Give the devil his due



The devil don’t get no respect these days, or so it seems --- and saying that doesn’t mean I’m about to head down a treacherous path into theology. Just saying that there’s a lot of truth in the old, old and almost universal concept that each of us is positioned here on a divide between pure evil at the extreme on one side, absolute grace on the other, pure darkness and pure light, and that forces we don’t understand and have trouble explaining always are pulling in both directions. All religions, lesser and great, struggle with this. Even those who maintain they’re not at all religious do, too.

I’m thinking about the smiling young man here, from what seems to be a “good” home in the Minneapolis suburb of St. Louis Park --- Michael Swanson, 17 --- who on Sunday stole his mother’s debit card and vehicle, drove north to the family cabin and helped himself to a rifle and then drove south again into Iowa. Monday night he walked into an Algona convenience store, robbed it, then killed without provocation the attendant, a 47-year-old mother of 11. After that, he drove 30 miles south to Humboldt and repeated the process, killing the 61-year-old farm wife attendant.

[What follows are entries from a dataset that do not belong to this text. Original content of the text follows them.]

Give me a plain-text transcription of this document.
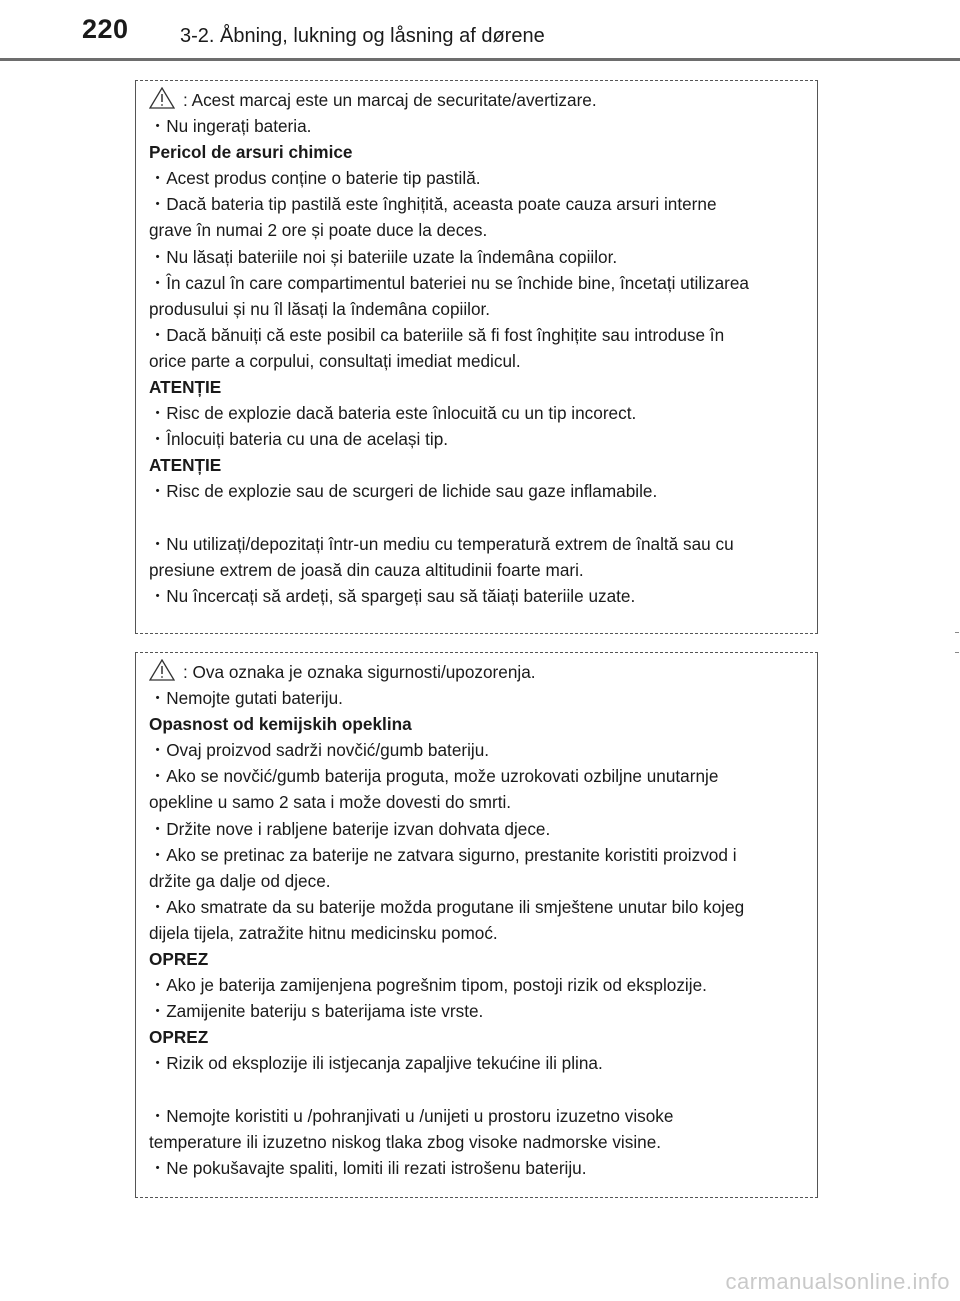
220	3-2. Åbning, lukning og låsning af dørene

: Acest marcaj este un marcaj de securitate/avertizare.

・Nu ingerați bateria.

Pericol de arsuri chimice

・Acest produs conține o baterie tip pastilă.

・Dacă bateria tip pastilă este înghițită, aceasta poate cauza arsuri interne

grave în numai 2 ore și poate duce la deces.

・Nu lăsați bateriile noi și bateriile uzate la îndemâna copiilor.

・În cazul în care compartimentul bateriei nu se închide bine, încetați utilizarea

produsului și nu îl lăsați la îndemâna copiilor.

・Dacă bănuiți că este posibil ca bateriile să fi fost înghițite sau introduse în

orice parte a corpului, consultați imediat medicul.

ATENȚIE

・Risc de explozie dacă bateria este înlocuită cu un tip incorect.

・Înlocuiți bateria cu una de același tip.

ATENȚIE

・Risc de explozie sau de scurgeri de lichide sau gaze inflamabile.

・Nu utilizați/depozitați într-un mediu cu temperatură extrem de înaltă sau cu

presiune extrem de joasă din cauza altitudinii foarte mari.

・Nu încercați să ardeți, să spargeți sau să tăiați bateriile uzate.

: Ova oznaka je oznaka sigurnosti/upozorenja.

・Nemojte gutati bateriju.

Opasnost od kemijskih opeklina

・Ovaj proizvod sadrži novčić/gumb bateriju.

・Ako se novčić/gumb baterija proguta, može uzrokovati ozbiljne unutarnje

opekline u samo 2 sata i može dovesti do smrti.

・Držite nove i rabljene baterije izvan dohvata djece.

・Ako se pretinac za baterije ne zatvara sigurno, prestanite koristiti proizvod i

držite ga dalje od djece.

・Ako smatrate da su baterije možda progutane ili smještene unutar bilo kojeg

dijela tijela, zatražite hitnu medicinsku pomoć.

OPREZ

・Ako je baterija zamijenjena pogrešnim tipom, postoji rizik od eksplozije.

・Zamijenite bateriju s baterijama iste vrste.

OPREZ

・Rizik od eksplozije ili istjecanja zapaljive tekućine ili plina.

・Nemojte koristiti u /pohranjivati u /unijeti u prostoru izuzetno visoke

temperature ili izuzetno niskog tlaka zbog visoke nadmorske visine.

・Ne pokušavajte spaliti, lomiti ili rezati istrošenu bateriju.

carmanualsonline.info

About all we know so far, based upon media reports, is that the little guy with the big smile has a history in his hometown of sociopathic behavior stretching back to age 9, but apparently no easily definable and treatable mental illness to explain it.

Sociopathic behavior can be defined as extreme disregard for the rights, feelings, personal space and even the lives of other --- profound self-absorption. The 1999 massacre at Columbine High School involving young men of similar age is another more deadly example of sociopathy.

So for that matter, on what so far has been a less deadly level, are the poster children of irrational behavior --- Fred Phelps and his merry band from Wichita, moving around the country and for inexplicable reasons focusing on military funerals. Their behavior has nothing to do with faith or morality, and perhaps never did --- it’s pure self-absorbed sociopathic behavior. The devil at play, if you like.

The recent pre-midterm election campaigns involved a good deal of sociopathic behavior on both sides of the partisan fence, nearly all involving words. Talk radio is full of it. Read the “comments” attached to media stories about hot-button issues and you’ll see, shielded by anonymity, sociopathy in full flower. Web blogs are full of it, too.
It’s tempting, sitting comfortably at home behind a computer screen in little danger of being confronted face-to-face by your targets, to pull out a 300 Winchester, load it with words and fire away.

The difficulty here is the sociopathy can’t be legislated, talked or preached away and there seem to be no over-the-counter drugs available to deal with it. Perhaps it’s time to give the devil his due again, acknowledge what’s going on inside our own heads and move one-by-one toward the light. At least that would be a start.